Comment by twic
5 years ago
I don't hate the rule of 3. But i think it's missing the point.
You want to extract common code if it's the same now, and will always be the same in the future. If it's not going to be the same and you extract it, you now have the pain of making it do two things, or splitting. But if it is going to be the same and you don't extract it, you have the risk of only updating one copy, and then having the other copy do the wrong thing.
For example, i have a program where one component gets data and writes it to files of a certain format in a certain directory, and another component reads those files and processes the data. The code for deciding where the directory is, and what the columns in the files are, must be the same, otherwise the programs cannot do their job. Even though there are only two uses of that code, it makes sense to extract them.
Once you think about it this way, you see that extraction also serves a documentation function. It says that the two call sites of the shared code are related to each other in some fundamental way.
Taking this approach, i might even extract code that is only used once! In my example, if the files contain dates, or other structured data, then it makes sense to have the matching formatting and parsing functions extracted and placed right next to each other, to highlight the fact that they are intimately related.
> You want to extract common code if it's the same now, and will always be the same in the future.
I suppose I take that as a presumption before the Rule of 3 applies. I generally assume/take for granted that all "exact duplicates" that "will always be the same in future" are going to be a single shared function anyway. The duplication I'm concerned about when I think the Rule of 3 comes into play is the duplicated but diverging. ("I need to do this thing like X does it, but…")
If it's a simple divergence, you can add a flag sometimes, but the Rule of 3 suggests that sometimes duplicating it and diverging it that second time "is just fine" (avoiding potentially "flag soup") until you have a better handle on the pattern for why you are diverging it, what abstraction you might be missing in this code.
The rule of three is a guideline or principle, not a strict rule. There's nothing about it that misses the point. If, from your experience and judgement, the code can be reused, reuse it. Don't duplicate it (copy/paste or write it a second time). If, from your experience and judgement, it oughtn't be reused, but you later see that you were wrong, refactor.
In your example, it's about modularity. The directory logic makes sense as its own module. If you wrote the code that way from the start, and had already decoupled it from the writer, then reuse is obvious. But if the code were tightly coupled (embedded in some fashion) within the writer, than rewriting it would be the obvious step because reuse wouldn't be practical without refactoring. And unless you can see how to refactor it already, then writing it the second time (or third) can help you discover the actual structure you want/need.

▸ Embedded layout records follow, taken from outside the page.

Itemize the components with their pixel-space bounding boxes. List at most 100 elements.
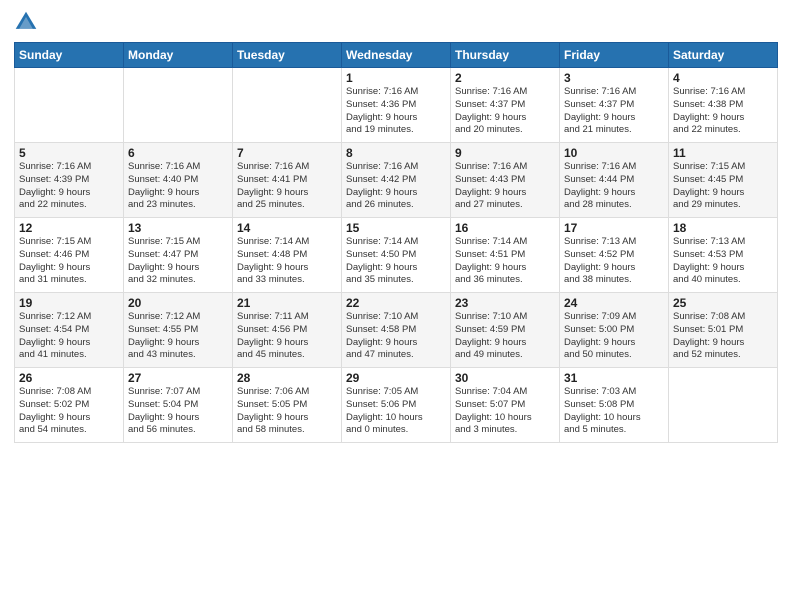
empty-cell	[124, 68, 233, 143]
day-cell-20: 20Sunrise: 7:12 AM Sunset: 4:55 PM Dayli…	[124, 293, 233, 368]
day-info-19: Sunrise: 7:12 AM Sunset: 4:54 PM Dayligh…	[19, 311, 119, 362]
day-number-6: 6	[128, 146, 228, 160]
empty-cell	[15, 68, 124, 143]
day-info-27: Sunrise: 7:07 AM Sunset: 5:04 PM Dayligh…	[128, 386, 228, 437]
day-info-30: Sunrise: 7:04 AM Sunset: 5:07 PM Dayligh…	[455, 386, 555, 437]
day-info-1: Sunrise: 7:16 AM Sunset: 4:36 PM Dayligh…	[346, 86, 446, 137]
day-cell-26: 26Sunrise: 7:08 AM Sunset: 5:02 PM Dayli…	[15, 368, 124, 443]
day-number-20: 20	[128, 296, 228, 310]
logo	[14, 10, 42, 34]
page: SundayMondayTuesdayWednesdayThursdayFrid…	[0, 0, 792, 612]
day-number-18: 18	[673, 221, 773, 235]
day-number-23: 23	[455, 296, 555, 310]
day-cell-28: 28Sunrise: 7:06 AM Sunset: 5:05 PM Dayli…	[233, 368, 342, 443]
day-info-9: Sunrise: 7:16 AM Sunset: 4:43 PM Dayligh…	[455, 161, 555, 212]
logo-icon	[14, 10, 38, 34]
day-info-15: Sunrise: 7:14 AM Sunset: 4:50 PM Dayligh…	[346, 236, 446, 287]
day-cell-30: 30Sunrise: 7:04 AM Sunset: 5:07 PM Dayli…	[451, 368, 560, 443]
day-number-19: 19	[19, 296, 119, 310]
day-cell-11: 11Sunrise: 7:15 AM Sunset: 4:45 PM Dayli…	[669, 143, 778, 218]
day-number-22: 22	[346, 296, 446, 310]
day-cell-5: 5Sunrise: 7:16 AM Sunset: 4:39 PM Daylig…	[15, 143, 124, 218]
day-cell-13: 13Sunrise: 7:15 AM Sunset: 4:47 PM Dayli…	[124, 218, 233, 293]
day-info-31: Sunrise: 7:03 AM Sunset: 5:08 PM Dayligh…	[564, 386, 664, 437]
week-row-3: 19Sunrise: 7:12 AM Sunset: 4:54 PM Dayli…	[15, 293, 778, 368]
day-cell-18: 18Sunrise: 7:13 AM Sunset: 4:53 PM Dayli…	[669, 218, 778, 293]
day-number-14: 14	[237, 221, 337, 235]
day-cell-24: 24Sunrise: 7:09 AM Sunset: 5:00 PM Dayli…	[560, 293, 669, 368]
day-cell-27: 27Sunrise: 7:07 AM Sunset: 5:04 PM Dayli…	[124, 368, 233, 443]
weekday-header-wednesday: Wednesday	[342, 43, 451, 68]
week-row-1: 5Sunrise: 7:16 AM Sunset: 4:39 PM Daylig…	[15, 143, 778, 218]
weekday-header-tuesday: Tuesday	[233, 43, 342, 68]
day-number-17: 17	[564, 221, 664, 235]
day-number-26: 26	[19, 371, 119, 385]
day-cell-22: 22Sunrise: 7:10 AM Sunset: 4:58 PM Dayli…	[342, 293, 451, 368]
weekday-header-monday: Monday	[124, 43, 233, 68]
day-info-4: Sunrise: 7:16 AM Sunset: 4:38 PM Dayligh…	[673, 86, 773, 137]
day-number-11: 11	[673, 146, 773, 160]
weekday-header-saturday: Saturday	[669, 43, 778, 68]
empty-cell	[233, 68, 342, 143]
day-cell-16: 16Sunrise: 7:14 AM Sunset: 4:51 PM Dayli…	[451, 218, 560, 293]
day-info-5: Sunrise: 7:16 AM Sunset: 4:39 PM Dayligh…	[19, 161, 119, 212]
day-cell-31: 31Sunrise: 7:03 AM Sunset: 5:08 PM Dayli…	[560, 368, 669, 443]
day-info-24: Sunrise: 7:09 AM Sunset: 5:00 PM Dayligh…	[564, 311, 664, 362]
weekday-header-row: SundayMondayTuesdayWednesdayThursdayFrid…	[15, 43, 778, 68]
day-number-15: 15	[346, 221, 446, 235]
day-info-26: Sunrise: 7:08 AM Sunset: 5:02 PM Dayligh…	[19, 386, 119, 437]
day-number-27: 27	[128, 371, 228, 385]
day-cell-4: 4Sunrise: 7:16 AM Sunset: 4:38 PM Daylig…	[669, 68, 778, 143]
day-info-17: Sunrise: 7:13 AM Sunset: 4:52 PM Dayligh…	[564, 236, 664, 287]
day-info-25: Sunrise: 7:08 AM Sunset: 5:01 PM Dayligh…	[673, 311, 773, 362]
day-cell-3: 3Sunrise: 7:16 AM Sunset: 4:37 PM Daylig…	[560, 68, 669, 143]
day-info-23: Sunrise: 7:10 AM Sunset: 4:59 PM Dayligh…	[455, 311, 555, 362]
day-number-4: 4	[673, 71, 773, 85]
day-info-12: Sunrise: 7:15 AM Sunset: 4:46 PM Dayligh…	[19, 236, 119, 287]
day-cell-2: 2Sunrise: 7:16 AM Sunset: 4:37 PM Daylig…	[451, 68, 560, 143]
day-cell-12: 12Sunrise: 7:15 AM Sunset: 4:46 PM Dayli…	[15, 218, 124, 293]
day-info-3: Sunrise: 7:16 AM Sunset: 4:37 PM Dayligh…	[564, 86, 664, 137]
day-cell-29: 29Sunrise: 7:05 AM Sunset: 5:06 PM Dayli…	[342, 368, 451, 443]
day-cell-10: 10Sunrise: 7:16 AM Sunset: 4:44 PM Dayli…	[560, 143, 669, 218]
day-cell-7: 7Sunrise: 7:16 AM Sunset: 4:41 PM Daylig…	[233, 143, 342, 218]
day-number-16: 16	[455, 221, 555, 235]
weekday-header-sunday: Sunday	[15, 43, 124, 68]
day-info-14: Sunrise: 7:14 AM Sunset: 4:48 PM Dayligh…	[237, 236, 337, 287]
day-cell-1: 1Sunrise: 7:16 AM Sunset: 4:36 PM Daylig…	[342, 68, 451, 143]
day-number-31: 31	[564, 371, 664, 385]
day-info-2: Sunrise: 7:16 AM Sunset: 4:37 PM Dayligh…	[455, 86, 555, 137]
day-number-21: 21	[237, 296, 337, 310]
day-number-8: 8	[346, 146, 446, 160]
day-info-28: Sunrise: 7:06 AM Sunset: 5:05 PM Dayligh…	[237, 386, 337, 437]
day-info-8: Sunrise: 7:16 AM Sunset: 4:42 PM Dayligh…	[346, 161, 446, 212]
day-cell-19: 19Sunrise: 7:12 AM Sunset: 4:54 PM Dayli…	[15, 293, 124, 368]
day-number-1: 1	[346, 71, 446, 85]
empty-cell	[669, 368, 778, 443]
day-cell-6: 6Sunrise: 7:16 AM Sunset: 4:40 PM Daylig…	[124, 143, 233, 218]
day-cell-23: 23Sunrise: 7:10 AM Sunset: 4:59 PM Dayli…	[451, 293, 560, 368]
day-cell-21: 21Sunrise: 7:11 AM Sunset: 4:56 PM Dayli…	[233, 293, 342, 368]
day-number-24: 24	[564, 296, 664, 310]
week-row-0: 1Sunrise: 7:16 AM Sunset: 4:36 PM Daylig…	[15, 68, 778, 143]
week-row-4: 26Sunrise: 7:08 AM Sunset: 5:02 PM Dayli…	[15, 368, 778, 443]
day-info-29: Sunrise: 7:05 AM Sunset: 5:06 PM Dayligh…	[346, 386, 446, 437]
day-info-10: Sunrise: 7:16 AM Sunset: 4:44 PM Dayligh…	[564, 161, 664, 212]
day-number-12: 12	[19, 221, 119, 235]
calendar-table: SundayMondayTuesdayWednesdayThursdayFrid…	[14, 42, 778, 443]
day-number-7: 7	[237, 146, 337, 160]
day-info-16: Sunrise: 7:14 AM Sunset: 4:51 PM Dayligh…	[455, 236, 555, 287]
day-info-6: Sunrise: 7:16 AM Sunset: 4:40 PM Dayligh…	[128, 161, 228, 212]
day-number-10: 10	[564, 146, 664, 160]
day-info-7: Sunrise: 7:16 AM Sunset: 4:41 PM Dayligh…	[237, 161, 337, 212]
day-cell-15: 15Sunrise: 7:14 AM Sunset: 4:50 PM Dayli…	[342, 218, 451, 293]
day-number-5: 5	[19, 146, 119, 160]
day-cell-25: 25Sunrise: 7:08 AM Sunset: 5:01 PM Dayli…	[669, 293, 778, 368]
day-info-20: Sunrise: 7:12 AM Sunset: 4:55 PM Dayligh…	[128, 311, 228, 362]
weekday-header-friday: Friday	[560, 43, 669, 68]
weekday-header-thursday: Thursday	[451, 43, 560, 68]
day-cell-8: 8Sunrise: 7:16 AM Sunset: 4:42 PM Daylig…	[342, 143, 451, 218]
header	[14, 10, 778, 34]
day-number-30: 30	[455, 371, 555, 385]
day-info-21: Sunrise: 7:11 AM Sunset: 4:56 PM Dayligh…	[237, 311, 337, 362]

As people become more experienced programmers, the good ones at least, already tend to use modular designs and keep things decoupled which promotes reuse versus copy/paste. In that case, the rule of three gets used less often by them because they have fewer occurrences of real duplication.
I think the point you and a lot of other commenters make is that applying hard and fast rules without referring to context is simply wrong. Surely if all we had to do was apply the rules, somebody would have long ago written a program to write programs. ;-)
You have a point for extracting exact duplicates that you know will remain the same.
But the point of the rule of 3 remains. Humans do a horrible job of abstracting from one or two examples, and the act of encountering an abstraction makes code harder to understand.